Cette petite famille est kurde de Géorgie. Ils sont Yézidis, minorité souvent persécutée. Toute la famille du père est en Allemagne où ce monsieur a vécu 13 ans. Sa femme (notre interlocutrice) a demandé l’asile en Allemagne mais a été déboutée. Pour pouvoir rester ensemble, ils ont choisi de s’installer en France, où ils sont sans-papiers. Leur fille est scolarisée depuis 5 ans, leur garçon est né en France. La famille, soutenue par le RESF 77, a engagé des démarches pour bénéficier de la circulaire Valls et…le père a été arrêté puis enfermé au CRA. Le préfet n’a pas voulu l’assigner à résidence, car la famille est hébergée à l’hôtel…La jeune femme vient tous les jours de Torcy, avec ses enfants rendre visite à son mari : les policiers la connaissent bien.
Malgré les pétitions de RESF, son mari sera finalement expulsé vers la Géorgie.

D’autres personnes se joignent à nous. 
Un jeune homme nous dit venir de Metz, pour rendre visite au fils d’une voisine « du bled ». Il nous avoue son malaise : « J’ai peur des flics ». En fait, il a lui-même été enfermé au CRA, quand il était sans papier, mais libéré au bout de 24 heures : « Quinze jours après, j’étais marié ! » nous dit-il en riant. Cette arrestation a manifestement balayé les réticences de la jeune Française avec qui il vivait.
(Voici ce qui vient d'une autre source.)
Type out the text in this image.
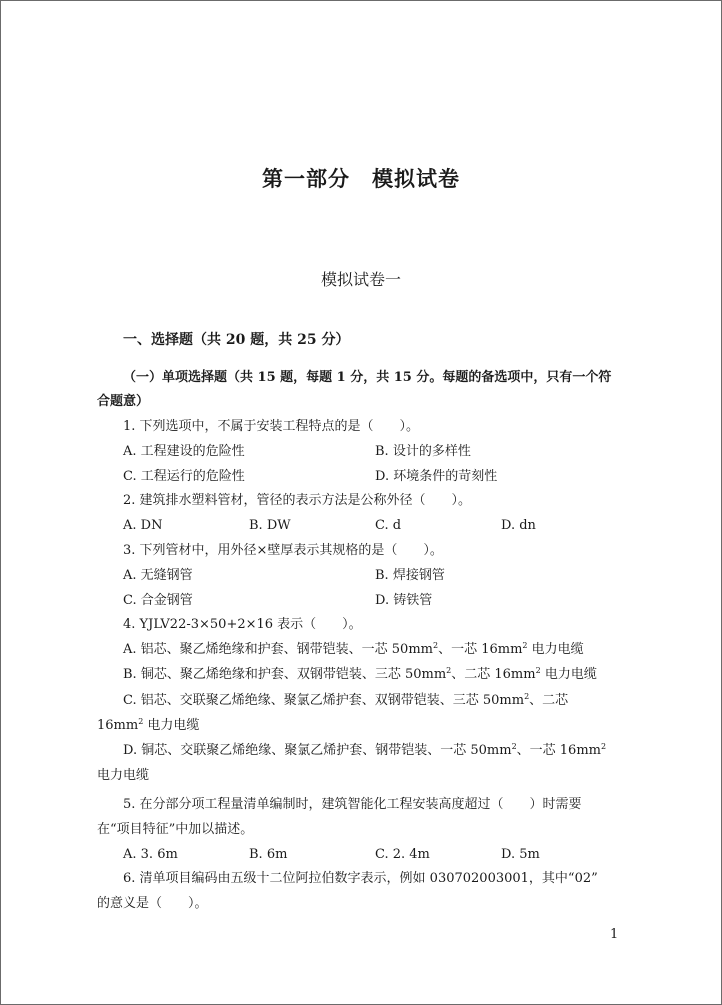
第一部分　模拟试卷
模拟试卷一
一、选择题（共 20 题，共 25 分）
（一）单项选择题（共 15 题，每题 1 分，共 15 分。每题的备选项中，只有一个符
合题意）
1. 下列选项中，不属于安装工程特点的是（　　）。
A. 工程建设的危险性	B. 设计的多样性
C. 工程运行的危险性	D. 环境条件的苛刻性
2. 建筑排水塑料管材，管径的表示方法是公称外径（　　）。
A. DN	B. DW	C. d	D. dn
3. 下列管材中，用外径×壁厚表示其规格的是（　　）。
A. 无缝钢管	B. 焊接钢管
C. 合金钢管	D. 铸铁管
4. YJLV22-3×50+2×16 表示（　　）。
A. 铝芯、聚乙烯绝缘和护套、钢带铠装、一芯 $50mm^2$、一芯 $16mm^2$ 电力电缆
B. 铜芯、聚乙烯绝缘和护套、双钢带铠装、三芯 $50mm^2$、二芯 $16mm^2$ 电力电缆
C. 铝芯、交联聚乙烯绝缘、聚氯乙烯护套、双钢带铠装、三芯 $50mm^2$、二芯
$16mm^2$ 电力电缆
D. 铜芯、交联聚乙烯绝缘、聚氯乙烯护套、钢带铠装、一芯 $50mm^2$、一芯 $16mm^2$
电力电缆
5. 在分部分项工程量清单编制时，建筑智能化工程安装高度超过（　　）时需要
在“项目特征”中加以描述。
A. 3. 6m	B. 6m	C. 2. 4m	D. 5m
6. 清单项目编码由五级十二位阿拉伯数字表示，例如 030702003001，其中“02”
的意义是（　　）。
1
Il est régularisé, père de deux enfants.
C’est la 3ème fois qu’il vient de Metz pour rendre visite à son compatriote. Mais aujourd’hui, le retenu qu’il vient voir va si mal qu’il a éteint son téléphone et ne répond pas à l’appel du haut-parleur. Notre visiteur repart, dépité. Mais nous le voyons revenir une heure après : il entre, dépose ce qu’il a apporté et s’éloigne rapidement attraper son train de retour.
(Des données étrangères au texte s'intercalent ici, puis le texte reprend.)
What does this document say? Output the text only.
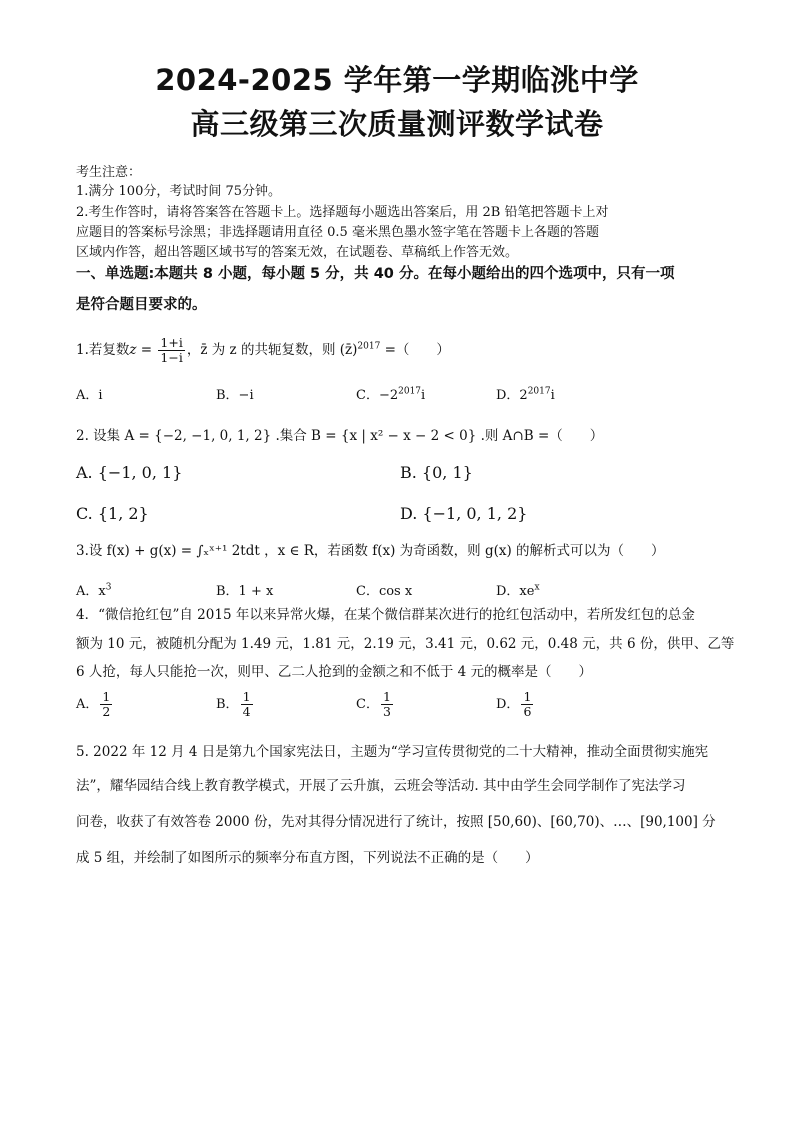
2024-2025 学年第一学期临洮中学
高三级第三次质量测评数学试卷
考生注意：
1.满分 100分，考试时间 75分钟。
2.考生作答时，请将答案答在答题卡上。选择题每小题选出答案后，用 2B 铅笔把答题卡上对
应题目的答案标号涂黑；非选择题请用直径 0.5 毫米黑色墨水签字笔在答题卡上各题的答题
区域内作答，超出答题区域书写的答案无效，在试题卷、草稿纸上作答无效。
一、单选题:本题共 8 小题，每小题 5 分，共 40 分。在每小题给出的四个选项中，只有一项
是符合题目要求的。
1.若复数$z = \frac{1+i}{1-i}$ ，z̄ 为 z 的共轭复数，则 (z̄)$^{2017}$ =（　　）
A．i	B．−i	C．$-2^{2017}i$	D．$2^{2017}i$
2. 设集 A = {−2, −1, 0, 1, 2} .集合 B = {x | x² − x − 2 < 0} .则 A∩B =（　　）
A. {−1, 0, 1}	B. {0, 1}
C. {1, 2}	D. {−1, 0, 1, 2}
3.设 f(x) + g(x) = ∫ₓˣ⁺¹ 2tdt ，x ∈ R，若函数 f(x) 为奇函数，则 g(x) 的解析式可以为（　　）
A．$x^3$	B．1 + x	C．cos x	D．$xe^x$
4．“微信抢红包”自 2015 年以来异常火爆，在某个微信群某次进行的抢红包活动中，若所发红包的总金
额为 10 元，被随机分配为 1.49 元，1.81 元，2.19 元，3.41 元，0.62 元，0.48 元，共 6 份，供甲、乙等
6 人抢，每人只能抢一次，则甲、乙二人抢到的金额之和不低于 4 元的概率是（　　）
A． $\frac{1}{2}$	B． $\frac{1}{4}$	C． $\frac{1}{3}$	D． $\frac{1}{6}$
5. 2022 年 12 月 4 日是第九个国家宪法日，主题为“学习宣传贯彻党的二十大精神，推动全面贯彻实施宪
法”，耀华园结合线上教育教学模式，开展了云升旗，云班会等活动. 其中由学生会同学制作了宪法学习
问卷，收获了有效答卷 2000 份，先对其得分情况进行了统计，按照 [50,60)、[60,70)、…、[90,100] 分
成 5 组，并绘制了如图所示的频率分布直方图，下列说法不正确的是（　　）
Un couple attend devant le CRA : la dame, enceinte de 7 mois et apparemment fatiguée, est seule à pouvoir présenter une « pièce d’identité ». Le policier réserviste s’exclame : «Elle est pas valable, cette carte, c’est une carte de l’AME, normalement, je devrais pas vous laisser rentrer ; mais je suis gentil aujourd’hui, je ferme les yeux, mais quand même, un règlement est fait pour être appliqué ! » Puis, nous prenant à parti : « C’est une carte de l’AME, ça veut dire qu’elle n’a pas de papiers, je devrais pas la laisser entrer ! » 
Je risque timidement : « C’est surtout qu’elle prend des risques…Et puis, sa carte a bien une photo… » Que n’ai-je pas dit là ? « Ah ! une photo ? Mais voyez mes cheveux blancs…on ne me la fait pas, je ne suis pas un jeunot naïf ! J’en ai vu, tout au long de ma carrière, des fausses cartes avec photo… » et il continue sa litanie, répétant sans fin : « Mais aujourd’hui, je suis gentil etc. etc. » Exaspérées, la dame et moi, pour nous calmer, entreprenons une série de grimaces dans le dos de ce si « gentil » policier, qui oublie simplement que sans papiers ne veut pas dire sans droits !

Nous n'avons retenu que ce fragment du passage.